Ингеборг быстро прикладывала палец к ее губам, долго смотрела отсутствующим взглядом в окно, а потом отвечала:
«Этого ведь разумом не понять, сестренка, и это не предмет для споров. Вера — дело только твоего сердца. Когда нисходит на тебя эта благодать, все вокруг освещается новым светом, начинает излучать какое-то сияние, в тебе самой загорается свет вечной жизни».
Как ни старалась Ульрика, она не могла пробудить в себе ничего подобного. Безуспешные попытки обрести веру рождали только тоску и разочарование. Нет, не войти ей в число избранных.
Когда она снова смогла ходить, гулять по улице, делать покупки в деревенских лавках, ее наказанием стали черные чулки. Она нарочно рвала их о заборы и кусты, но все напрасно. Видно, в Рудных Горах существовал какой-то неисчерпаемый источник черных чулок. Тетя Мальвина, у которой везде были связи, каждый раз доставала новую великолепную шелковую пару, пока наконец мать Ульрики не смекнула, что дело тут не в неловкости, и не пригрозила дочери строгим наказанием. Ингеборг, как могла, защищала сестру и даже из солидарности отдала на растерзание шипам и колючкам свои чулки.
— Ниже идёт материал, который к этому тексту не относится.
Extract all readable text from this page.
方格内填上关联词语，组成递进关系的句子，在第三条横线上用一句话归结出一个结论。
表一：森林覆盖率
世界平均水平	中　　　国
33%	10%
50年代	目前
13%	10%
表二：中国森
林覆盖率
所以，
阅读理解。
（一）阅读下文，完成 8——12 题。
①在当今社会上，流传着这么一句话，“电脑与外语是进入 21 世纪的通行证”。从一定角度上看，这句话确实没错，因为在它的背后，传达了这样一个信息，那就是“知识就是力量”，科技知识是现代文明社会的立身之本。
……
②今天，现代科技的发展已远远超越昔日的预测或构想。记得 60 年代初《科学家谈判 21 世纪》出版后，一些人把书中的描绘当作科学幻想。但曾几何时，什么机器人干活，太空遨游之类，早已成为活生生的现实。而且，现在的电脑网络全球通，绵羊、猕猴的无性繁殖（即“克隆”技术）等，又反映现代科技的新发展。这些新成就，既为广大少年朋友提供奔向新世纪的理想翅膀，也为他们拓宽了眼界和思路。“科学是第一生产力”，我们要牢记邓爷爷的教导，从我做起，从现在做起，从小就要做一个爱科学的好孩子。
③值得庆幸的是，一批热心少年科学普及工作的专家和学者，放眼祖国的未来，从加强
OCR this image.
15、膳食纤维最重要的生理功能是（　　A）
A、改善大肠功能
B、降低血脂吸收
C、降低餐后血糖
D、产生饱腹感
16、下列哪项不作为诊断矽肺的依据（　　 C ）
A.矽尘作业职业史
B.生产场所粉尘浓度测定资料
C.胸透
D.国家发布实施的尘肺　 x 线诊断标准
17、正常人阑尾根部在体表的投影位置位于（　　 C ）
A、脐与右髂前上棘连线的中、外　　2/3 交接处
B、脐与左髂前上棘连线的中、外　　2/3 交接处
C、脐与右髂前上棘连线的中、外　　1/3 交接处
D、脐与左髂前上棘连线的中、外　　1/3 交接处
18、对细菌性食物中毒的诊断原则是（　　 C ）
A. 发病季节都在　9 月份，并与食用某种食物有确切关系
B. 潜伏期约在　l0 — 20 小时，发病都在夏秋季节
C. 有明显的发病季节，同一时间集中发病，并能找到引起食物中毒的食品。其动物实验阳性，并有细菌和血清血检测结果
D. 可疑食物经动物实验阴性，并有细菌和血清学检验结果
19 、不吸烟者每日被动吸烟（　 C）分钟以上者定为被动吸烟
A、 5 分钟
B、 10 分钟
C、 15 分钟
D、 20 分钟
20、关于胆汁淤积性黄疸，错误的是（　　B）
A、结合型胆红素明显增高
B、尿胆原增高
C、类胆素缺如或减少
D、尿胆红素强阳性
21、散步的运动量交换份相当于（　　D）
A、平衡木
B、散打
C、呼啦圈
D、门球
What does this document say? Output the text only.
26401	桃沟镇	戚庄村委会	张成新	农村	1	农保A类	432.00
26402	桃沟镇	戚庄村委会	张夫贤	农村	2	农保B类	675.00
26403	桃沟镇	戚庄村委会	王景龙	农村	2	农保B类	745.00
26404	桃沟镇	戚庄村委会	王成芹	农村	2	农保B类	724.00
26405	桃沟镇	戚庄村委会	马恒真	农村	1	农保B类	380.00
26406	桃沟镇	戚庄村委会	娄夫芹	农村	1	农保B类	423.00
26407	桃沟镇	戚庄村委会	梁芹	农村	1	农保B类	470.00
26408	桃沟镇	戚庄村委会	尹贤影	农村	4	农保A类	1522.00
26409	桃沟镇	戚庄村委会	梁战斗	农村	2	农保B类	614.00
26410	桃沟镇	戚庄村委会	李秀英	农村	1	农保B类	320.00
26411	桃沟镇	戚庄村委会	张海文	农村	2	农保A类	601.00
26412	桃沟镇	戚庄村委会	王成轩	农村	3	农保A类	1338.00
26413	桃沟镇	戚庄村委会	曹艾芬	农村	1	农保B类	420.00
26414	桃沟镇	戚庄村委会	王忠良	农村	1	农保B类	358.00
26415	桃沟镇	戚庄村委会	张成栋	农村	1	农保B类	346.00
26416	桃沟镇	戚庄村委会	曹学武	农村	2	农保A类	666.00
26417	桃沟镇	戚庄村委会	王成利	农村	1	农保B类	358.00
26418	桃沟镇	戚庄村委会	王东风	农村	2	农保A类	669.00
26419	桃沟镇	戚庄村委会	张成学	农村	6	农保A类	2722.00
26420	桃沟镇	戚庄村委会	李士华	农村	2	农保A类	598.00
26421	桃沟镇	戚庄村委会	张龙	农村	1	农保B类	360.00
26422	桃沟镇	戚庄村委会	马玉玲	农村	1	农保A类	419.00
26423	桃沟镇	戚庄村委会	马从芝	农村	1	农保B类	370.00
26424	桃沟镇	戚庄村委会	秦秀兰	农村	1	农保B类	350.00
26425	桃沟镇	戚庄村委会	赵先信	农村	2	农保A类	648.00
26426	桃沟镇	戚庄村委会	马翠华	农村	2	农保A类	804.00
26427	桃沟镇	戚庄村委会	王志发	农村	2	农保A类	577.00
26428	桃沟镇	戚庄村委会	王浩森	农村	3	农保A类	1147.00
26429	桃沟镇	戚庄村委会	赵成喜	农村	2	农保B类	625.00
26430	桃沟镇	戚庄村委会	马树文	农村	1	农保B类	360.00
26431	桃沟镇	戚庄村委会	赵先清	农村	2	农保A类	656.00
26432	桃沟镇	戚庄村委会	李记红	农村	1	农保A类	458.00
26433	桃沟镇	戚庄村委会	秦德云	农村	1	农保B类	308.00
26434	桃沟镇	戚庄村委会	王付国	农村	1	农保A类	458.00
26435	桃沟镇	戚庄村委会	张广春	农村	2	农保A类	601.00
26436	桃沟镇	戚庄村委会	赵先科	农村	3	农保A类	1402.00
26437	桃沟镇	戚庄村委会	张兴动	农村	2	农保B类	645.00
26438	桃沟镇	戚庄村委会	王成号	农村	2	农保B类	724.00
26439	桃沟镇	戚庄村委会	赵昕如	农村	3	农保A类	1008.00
Но однажды — когда же это было, кажется спустя год после приезда, — в последнее воскресенье перед троицей словно гроза пронеслась над деревней, нарушив тишину и оторванность от мира. В тот день Ульрика, к большому неудовольствию матери, Ингеборг, дяди и тети Килианов, отправилась в церковь. Но проповедь пастора не сильно отличалась от того, что она слышала в секте. Здесь тоже грозили прихожанам божьей карой за служение дьяволу.
Собственно, и в секте и в церкви занимались одним и тем же — малевали черта на стене. «Как бы поражая кости мои, ругаются надо мною враги мои, когда говорят мне всякий день: «где Бог твой?»» Псалом сорок первый.
Зазвонили колокола, надо было возвращаться домой. Еще одно разочарование, на душе стало совсем тяжело. Дома ее ожидали лицемерно приветливые лица, вечно указующий перст или грозные цитаты из Библии.
Когда, щурясь после полумрака церкви, Ульрика наконец выбралась на солнечный свет, она поразилась необычному оживлению, царившему на деревенской площади. Ее дядя, фабрикант щеток, потом говорил, что зачинщиком был лесоруб Юлиус Зенвиц. Этот тип с весьма сомнительным прошлым, живший в самом бедном домишке на краю деревни, всегда был на плохом счету. «Вот кого забыли в концлагерь упечь в свое время», — часто ворчал бургомистр. Но Килиан обычно прерывал его: «Надо смотреть в будущее, а не в прошлое».
Подойдя ближе, Ульрика увидела, что Зенвиц, едва держась на ногах, стоит возле грузовика с прицепом, размахивает кулаками и выкрикивает самые непристойные ругательства. Наверху в кузове сидят парни и девушки в синих рубашках. Между кабиной водителя и кузовом воткнуто древко с красным флагом. Вокруг машины толпился народ — вся деревенская беднота, туда же потянулись из церкви прихожане. Скандал разрастался.
«Вон, вон его дом! — доносились сквозь звон колоколов крики Зенвица. — Это он отравляет людей, дурит им головы, он и есть главный эксплуататор».
«Поехали! — приказал высокий плотный парень с черной кудрявой шевелюрой. — Показывай, Юлиус, этот храм Маммоны».
Ульрика догадалась, что синерубашечники явились из Висмута, с урановых разработок, находившихся в ведении советской администрации. На дверце грузовика видны были буквы «SAG»[5].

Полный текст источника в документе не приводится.